Modernes Märchen begeisterte

Von Mittelbayerische Zeitung · 30. März 2026 um 21:42

Burglengenfeld. Kurz vor den Osterferien zeigte die Oberstufentheatergruppe des Johann-Michael-Fischer-Gymnasiums an drei Abenden im Theaterkeller der Schule ihre diesjährige Abschlusspräsentation. Die moderne Inszenierung des Märchens „Der Schmied und der Teufel“ begeisterte die rund 300 Zuschauer vom ersten Moment, heißt es in einer Mitteilung der Schule.
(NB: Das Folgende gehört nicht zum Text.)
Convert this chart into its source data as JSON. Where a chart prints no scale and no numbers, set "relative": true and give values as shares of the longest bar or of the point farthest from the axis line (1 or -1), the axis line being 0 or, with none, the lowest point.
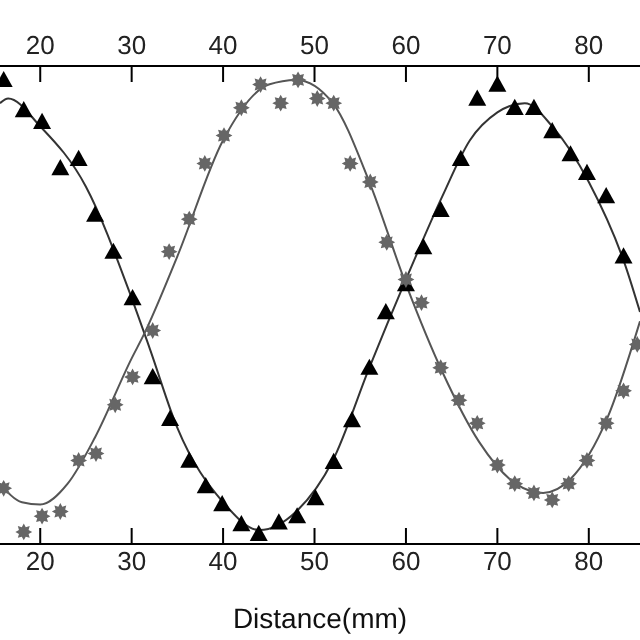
{
  "chart_data": {
    "type": "scatter",
    "xlabel": "Distance(mm)",
    "relative": true,
    "xlim": [
      15.6,
      85.6
    ],
    "xticks": [
      20,
      30,
      40,
      50,
      60,
      70,
      80
    ],
    "x2lim": [
      15.6,
      85.6
    ],
    "x2ticks": [
      20,
      30,
      40,
      50,
      60,
      70,
      80
    ],
    "tick_labels": "x",
    "series": [
      {
        "type": "line",
        "color": "#333333",
        "line_style": "solid",
        "x": [
          15.6,
          16.5,
          20,
          25,
          30,
          32,
          35,
          40,
          44,
          48,
          52,
          56,
          60,
          64,
          67,
          70,
          73,
          76,
          80,
          84,
          85.6
        ],
        "values": [
          0.95,
          0.96,
          0.9,
          0.77,
          0.53,
          0.42,
          0.25,
          0.09,
          0.03,
          0.07,
          0.18,
          0.38,
          0.57,
          0.75,
          0.87,
          0.93,
          0.95,
          0.9,
          0.78,
          0.6,
          0.5
        ]
      },
      {
        "type": "line",
        "color": "#555555",
        "line_style": "solid",
        "x": [
          15.6,
          18,
          20,
          23,
          26,
          30,
          31.3,
          35,
          40,
          45,
          48,
          52,
          56,
          60,
          64,
          68,
          72,
          75,
          78,
          82,
          85.6
        ],
        "values": [
          0.13,
          0.09,
          0.085,
          0.13,
          0.23,
          0.4,
          0.45,
          0.62,
          0.87,
          0.99,
          1.0,
          0.95,
          0.78,
          0.56,
          0.37,
          0.22,
          0.13,
          0.11,
          0.14,
          0.27,
          0.48
        ]
      },
      {
        "color": "#000000",
        "marker": "triangle",
        "x": [
          16.0,
          18.2,
          20.2,
          22.2,
          24.2,
          26.0,
          28.0,
          30.1,
          32.3,
          34.2,
          36.3,
          38.1,
          39.9,
          42.0,
          43.9,
          46.1,
          48.1,
          50.1,
          52.1,
          54.1,
          56.0,
          57.8,
          60.0,
          61.9,
          63.8,
          66.0,
          67.8,
          70.0,
          71.9,
          74.0,
          76.0,
          78.0,
          79.8,
          81.9,
          83.8
        ],
        "values": [
          1.0,
          0.935,
          0.91,
          0.81,
          0.83,
          0.71,
          0.63,
          0.53,
          0.36,
          0.27,
          0.18,
          0.125,
          0.086,
          0.043,
          0.022,
          0.047,
          0.06,
          0.099,
          0.177,
          0.267,
          0.38,
          0.5,
          0.56,
          0.64,
          0.72,
          0.83,
          0.96,
          0.99,
          0.94,
          0.94,
          0.89,
          0.84,
          0.8,
          0.75,
          0.62
        ]
      },
      {
        "color": "#666666",
        "marker": "star",
        "x": [
          16.0,
          18.2,
          20.2,
          22.2,
          24.2,
          26.1,
          28.2,
          30.1,
          32.3,
          34.1,
          36.3,
          38.0,
          40.1,
          42.0,
          44.1,
          46.3,
          48.2,
          50.3,
          52.1,
          53.9,
          56.1,
          57.9,
          60.0,
          61.7,
          63.8,
          65.8,
          67.8,
          70.0,
          71.9,
          74.0,
          76.0,
          77.8,
          79.8,
          81.9,
          83.8,
          85.3
        ],
        "values": [
          0.12,
          0.026,
          0.06,
          0.07,
          0.18,
          0.195,
          0.3,
          0.36,
          0.46,
          0.63,
          0.7,
          0.82,
          0.88,
          0.94,
          0.99,
          0.95,
          1.0,
          0.96,
          0.95,
          0.82,
          0.78,
          0.65,
          0.57,
          0.52,
          0.38,
          0.31,
          0.26,
          0.17,
          0.13,
          0.11,
          0.095,
          0.13,
          0.18,
          0.26,
          0.33,
          0.43
        ]
      }
    ]
  }
}
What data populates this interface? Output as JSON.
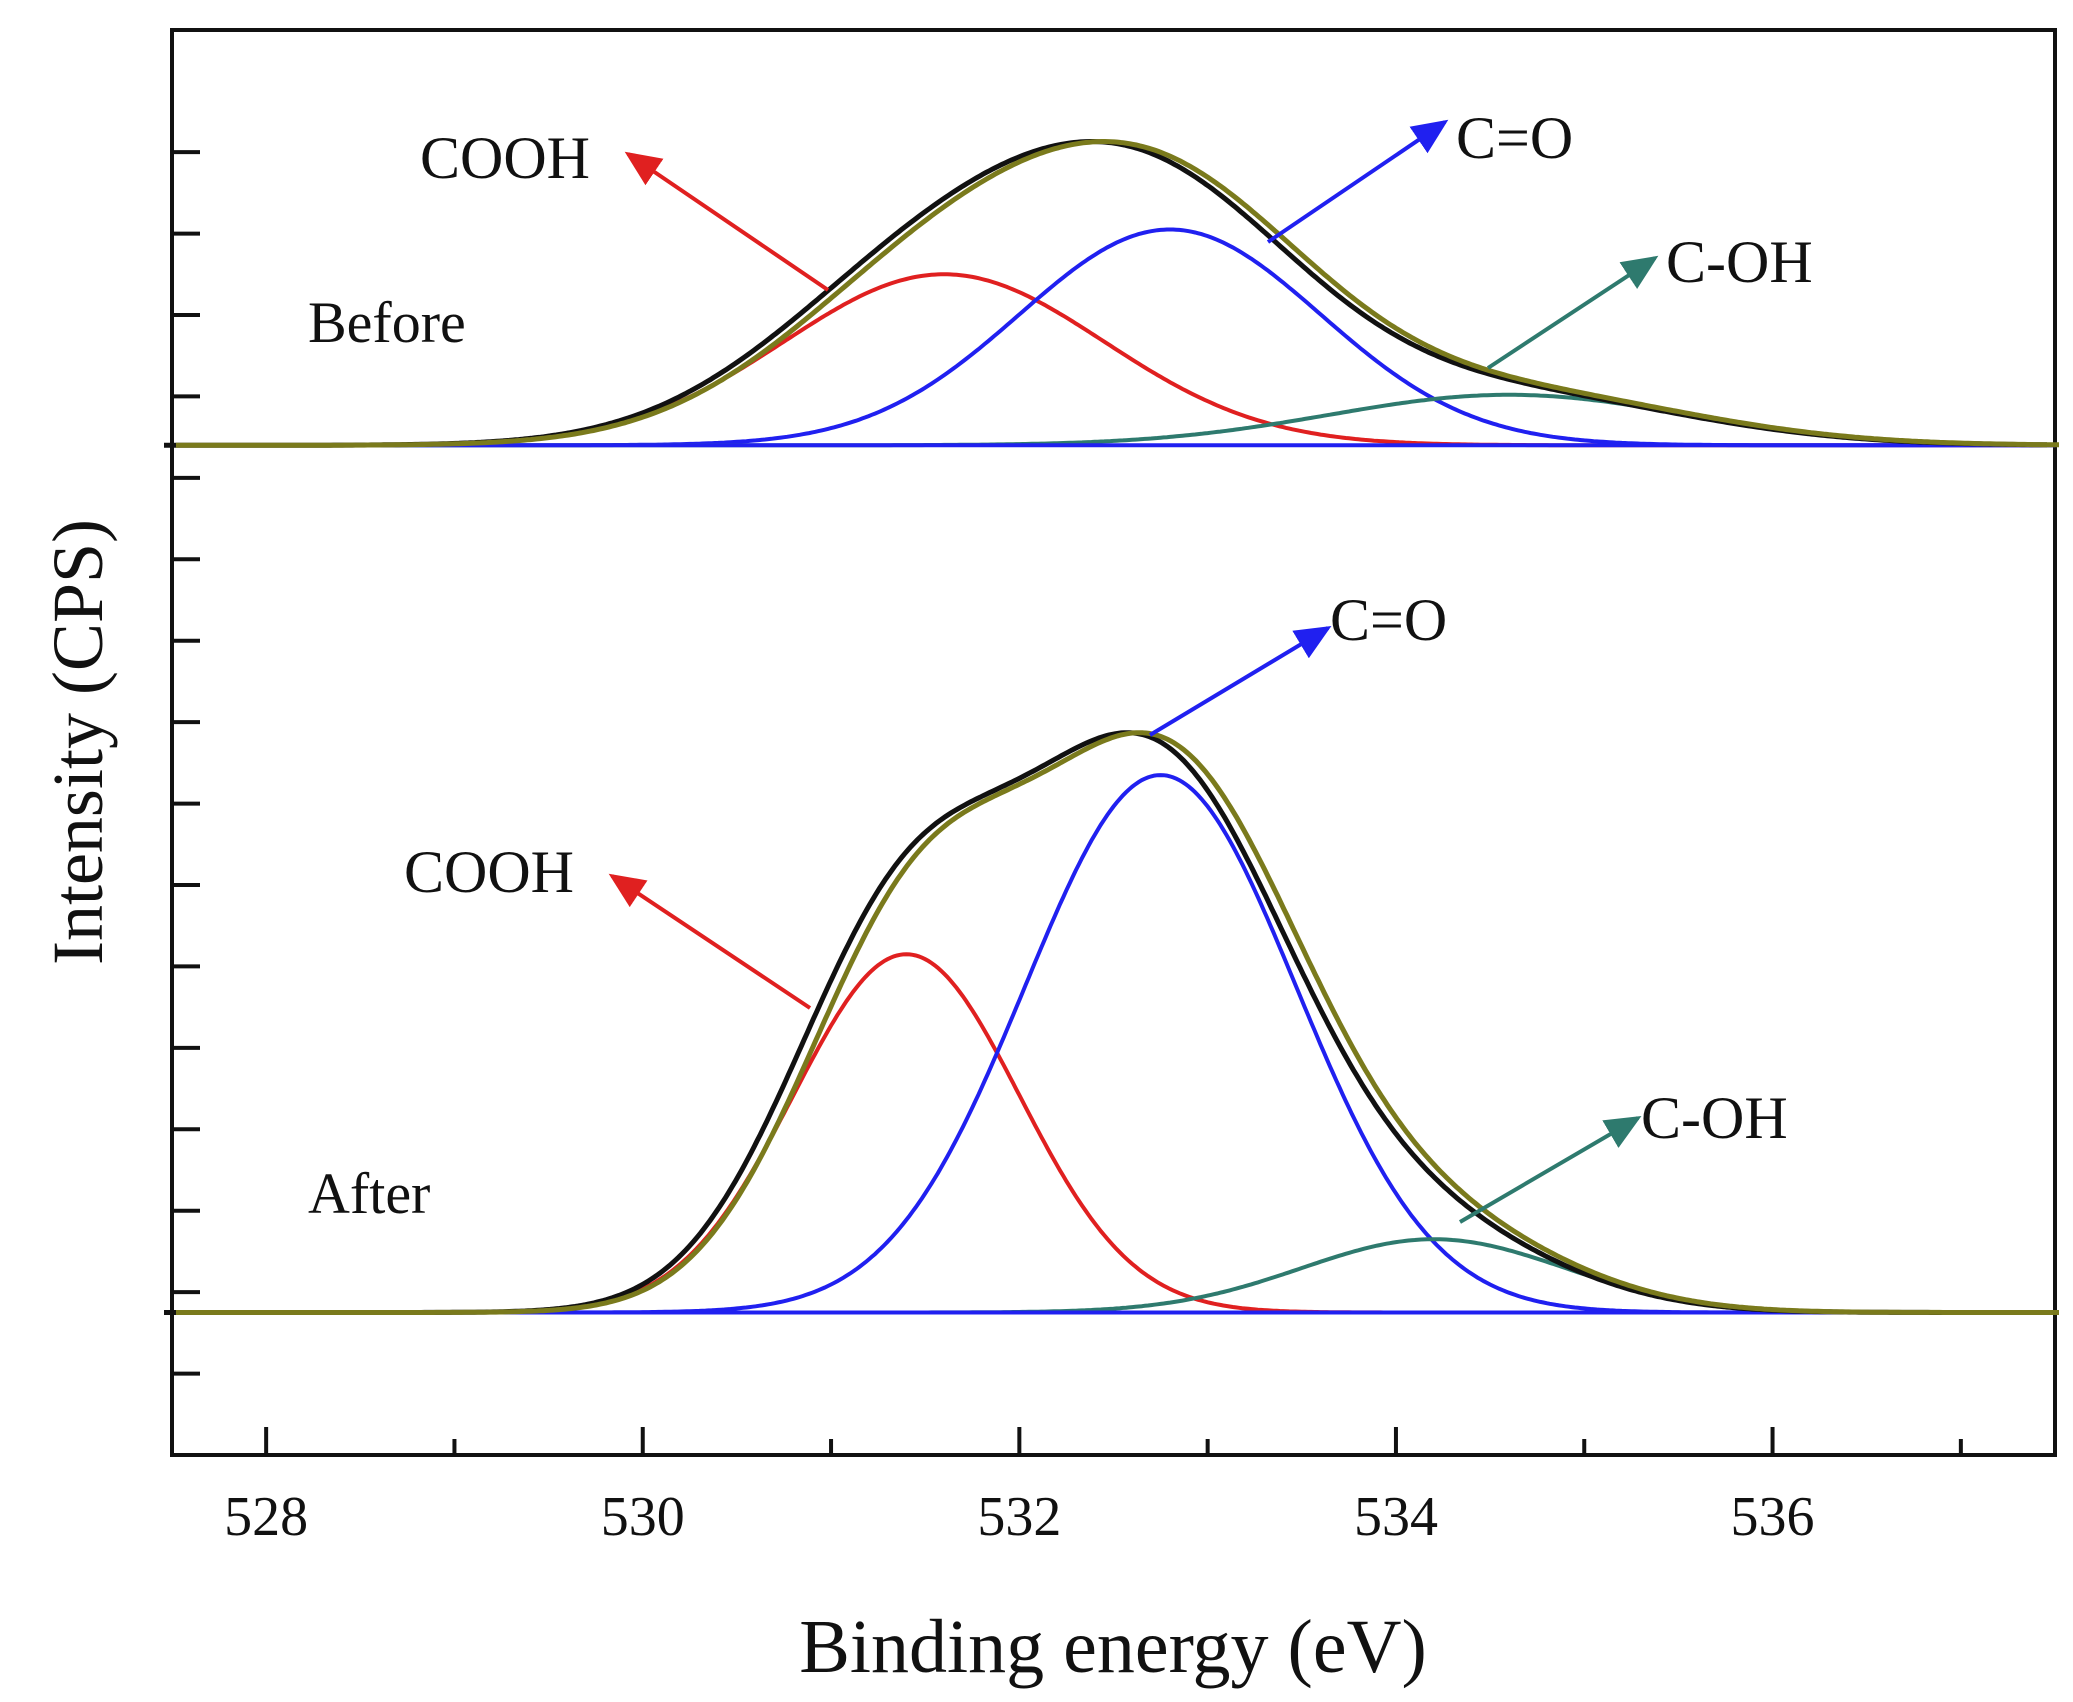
{
  "chart_data": {
    "type": "line",
    "title": "",
    "xlabel": "Binding energy (eV)",
    "ylabel": "Intensity (CPS)",
    "xlim": [
      527.5,
      537.5
    ],
    "ylim": [
      0,
      17.5
    ],
    "x_ticks": [
      528,
      530,
      532,
      534,
      536
    ],
    "x_minor_ticks": [
      529,
      531,
      533,
      535,
      537
    ],
    "y_tick_count": 16,
    "grid": false,
    "colors": {
      "envelope": "#111111",
      "fit": "#7a7a1c",
      "COOH": "#e02020",
      "C=O": "#2020f0",
      "C-OH": "#2e7a6e"
    },
    "panels": [
      {
        "label": "Before",
        "baseline": 12.4,
        "peaks": [
          {
            "name": "COOH",
            "center": 531.6,
            "height": 2.1,
            "sigma": 0.85
          },
          {
            "name": "C=O",
            "center": 532.8,
            "height": 2.65,
            "sigma": 0.8
          },
          {
            "name": "C-OH",
            "center": 534.6,
            "height": 0.62,
            "sigma": 0.95
          }
        ],
        "annotations": [
          {
            "text": "COOH",
            "target": "COOH"
          },
          {
            "text": "C=O",
            "target": "C=O"
          },
          {
            "text": "C-OH",
            "target": "C-OH"
          }
        ]
      },
      {
        "label": "After",
        "baseline": 1.75,
        "peaks": [
          {
            "name": "COOH",
            "center": 531.4,
            "height": 4.4,
            "sigma": 0.6
          },
          {
            "name": "C=O",
            "center": 532.75,
            "height": 6.6,
            "sigma": 0.72
          },
          {
            "name": "C-OH",
            "center": 534.2,
            "height": 0.9,
            "sigma": 0.7
          }
        ],
        "annotations": [
          {
            "text": "COOH",
            "target": "COOH"
          },
          {
            "text": "C=O",
            "target": "C=O"
          },
          {
            "text": "C-OH",
            "target": "C-OH"
          }
        ]
      }
    ]
  }
}
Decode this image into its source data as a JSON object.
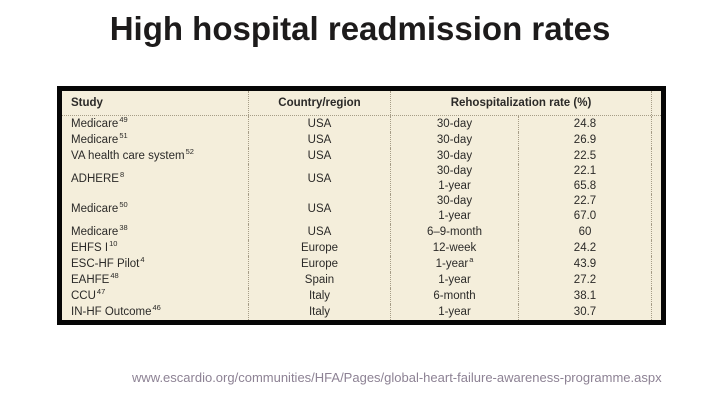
{
  "slide": {
    "title": "High hospital readmission rates",
    "source_url": "www.escardio.org/communities/HFA/Pages/global-heart-failure-awareness-programme.aspx"
  },
  "colors": {
    "title_text": "#1d1b1b",
    "table_background": "#f4eedb",
    "table_border": "#060606",
    "table_text": "#2b2a28",
    "dotted_line": "#a69d87",
    "url_text": "#8d8294"
  },
  "table": {
    "headers": {
      "study": "Study",
      "country": "Country/region",
      "rate": "Rehospitalization rate (%)"
    },
    "rows": [
      {
        "study": "Medicare",
        "ref": "49",
        "country": "USA",
        "periods": [
          "30-day"
        ],
        "values": [
          "24.8"
        ]
      },
      {
        "study": "Medicare",
        "ref": "51",
        "country": "USA",
        "periods": [
          "30-day"
        ],
        "values": [
          "26.9"
        ]
      },
      {
        "study": "VA health care system",
        "ref": "52",
        "country": "USA",
        "periods": [
          "30-day"
        ],
        "values": [
          "22.5"
        ]
      },
      {
        "study": "ADHERE",
        "ref": "8",
        "country": "USA",
        "periods": [
          "30-day",
          "1-year"
        ],
        "values": [
          "22.1",
          "65.8"
        ]
      },
      {
        "study": "Medicare",
        "ref": "50",
        "country": "USA",
        "periods": [
          "30-day",
          "1-year"
        ],
        "values": [
          "22.7",
          "67.0"
        ]
      },
      {
        "study": "Medicare",
        "ref": "38",
        "country": "USA",
        "periods": [
          "6–9-month"
        ],
        "values": [
          "60"
        ]
      },
      {
        "study": "EHFS I",
        "ref": "10",
        "country": "Europe",
        "periods": [
          "12-week"
        ],
        "values": [
          "24.2"
        ]
      },
      {
        "study": "ESC-HF Pilot",
        "ref": "4",
        "country": "Europe",
        "periods": [
          "1-year"
        ],
        "period_note": "a",
        "values": [
          "43.9"
        ]
      },
      {
        "study": "EAHFE",
        "ref": "48",
        "country": "Spain",
        "periods": [
          "1-year"
        ],
        "values": [
          "27.2"
        ]
      },
      {
        "study": "CCU",
        "ref": "47",
        "country": "Italy",
        "periods": [
          "6-month"
        ],
        "values": [
          "38.1"
        ]
      },
      {
        "study": "IN-HF Outcome",
        "ref": "46",
        "country": "Italy",
        "periods": [
          "1-year"
        ],
        "values": [
          "30.7"
        ]
      }
    ]
  }
}
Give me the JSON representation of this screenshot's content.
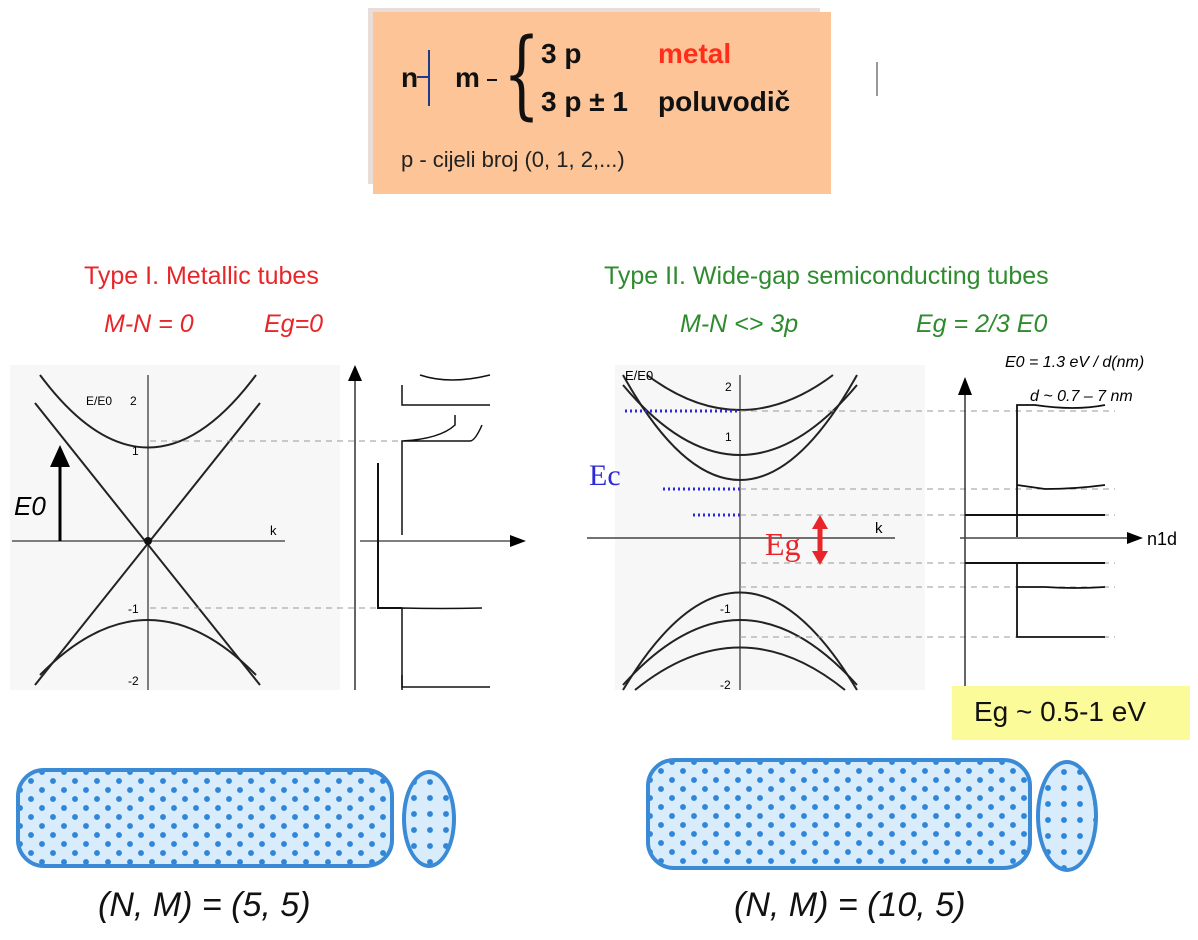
{
  "rule": {
    "n": "n",
    "m": "m",
    "case1_expr": "3 p",
    "case1_label": "metal",
    "case2_expr": "3 p ± 1",
    "case2_label": "poluvodič",
    "note": "p - cijeli broj (0, 1, 2,...)"
  },
  "left": {
    "title": "Type I. Metallic tubes",
    "cond": "M-N = 0",
    "eg_cond": "Eg=0",
    "axis_label": "E/E0",
    "e0_label": "E0",
    "k_label": "k",
    "ticks": [
      "2",
      "1",
      "-1",
      "-2"
    ],
    "caption": "(N, M) = (5, 5)"
  },
  "right": {
    "title": "Type II. Wide-gap semiconducting tubes",
    "cond": "M-N <> 3p",
    "eg_cond": "Eg = 2/3 E0",
    "axis_label": "E/E0",
    "ec_label": "Ec",
    "eg_label": "Eg",
    "k_label": "k",
    "n1d_label": "n1d",
    "note1": "E0 = 1.3 eV / d(nm)",
    "note2": "d ~ 0.7   – 7 nm",
    "ticks": [
      "2",
      "1",
      "-1",
      "-2"
    ],
    "eg_value": "Eg ~ 0.5-1 eV",
    "caption": "(N, M) = (10, 5)"
  },
  "colors": {
    "red": "#e8262a",
    "green": "#2e8b2e",
    "box": "#fcc497",
    "highlight": "#fbfb9a",
    "tube": "#3a8ad6",
    "ec": "#2a2ad8"
  }
}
Gleich zu Beginn bot sich den Zuschauern ein überraschendes Bild: 15 „Seelen“ liegen regungslos auf dem Boden. Als sie nach und nach erwachen, begreifen sie allmählich ihr Schicksal: Sie wurden an den Teufel verkauft. Die folgenden elf eigenständig von den Jugendlichen erarbeiteten Szenen waren an das klassische Märchen „Der Schmied und der Teufel“ angelehnt, erfuhren aber eine mit minimalistischen Mitteln umgesetzte und mit viel Spielwitz angereicherte moderne Adaption.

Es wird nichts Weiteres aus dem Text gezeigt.